韩青回来了,她一进门就显得兴高采烈,小鹰姐,武汉的夜真是太美了,夜空里的繁星好像比我们老家要多似的。你不出去看看?王小鹰说,你怎么早就回来了,照拍了没有?韩青说,拍了,拍了不少,等会我全都发给你。

王小鹰说,明天要走,你不收拾一下?韩青说,收拾什么呀,我出来就没带什么东西,不用收拾。你呢?小鹰姐?王小鹰说,我也是,说实在的,当时出来,我还做了不回去的准备呢。韩青说,小鹰姐,我来时也有这个准备。我还对我老公说,不要给我打电话,省得我分心,你知道吗,小鹰姐,这几十天里,我一次都没有给他打电话,不过,他也够恨,我要他不要打,他居然真的一个电话也没打,看我回去如何收拾他!对了,小鹰姐,你老公给你打电话了吗?

王小鹰说,我俩搭班之后,我离开过你的视线吗?跟你一样,他也一次也没有。韩青说,那微信留言呢?这总归有吧?王小鹰想实话实说,可话到嘴边还是撒了个慌,这倒有的。韩青生气了,小鹰姐,你倒还好,我家那位,连微信都没有,你说气不气人。王小鹰说,他不给你发信息,你就不能发过去?韩青说,我才不呢,他不主动,为什么我要主动。告诉你,小鹰姐,这次回去,看我如何收拾他。

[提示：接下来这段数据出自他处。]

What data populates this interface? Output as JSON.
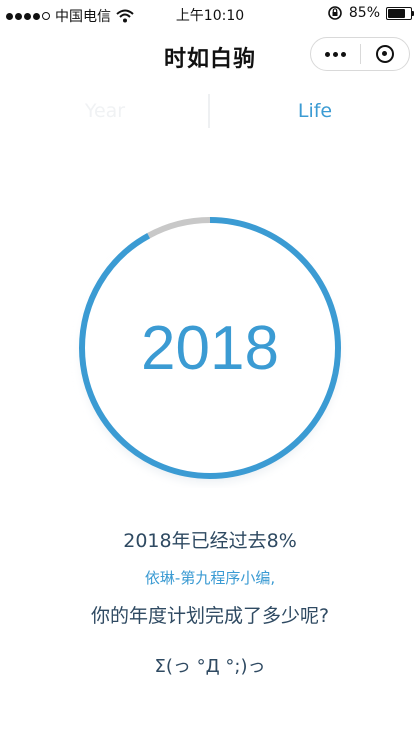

王小鹰笑了,如何收拾,不让他睡在你旁边?韩青笑了,这个倒不会,我家就一张床,不让他睡床上,难道让他睡地板上?王小鹰说,那你如何惩罚他?韩青做了个鬼脸,我呀...她又将嘴凑到王小鹰的耳边,又说了句悄悄话。王小鹰一听笑了,亏你想得出,你刚才怎么说了,忘了?韩青立刻捂着脸,哎呀,小鹰姐,刚才是刚才,现在是现在。不同时间说的话,你怎么能凑到一起说呢?王小鹰说,韩青,我服你了,你总是有理的。

韩青说,小鹰姐,我不跟你说了,我想睡了。王小鹰说,韩青,你怎么啦?这几天上班时,你精神还可以,可一下班你老是无精打采的,是不是身体不舒服?韩青说,我也不知,就是犯困,有时还有点恶心。王小鹰说,恶心?你是不是怀孕了?韩青笑了,小鹰姐,看你说的,我们才结婚几天啊,你以为我老公是神枪手啊?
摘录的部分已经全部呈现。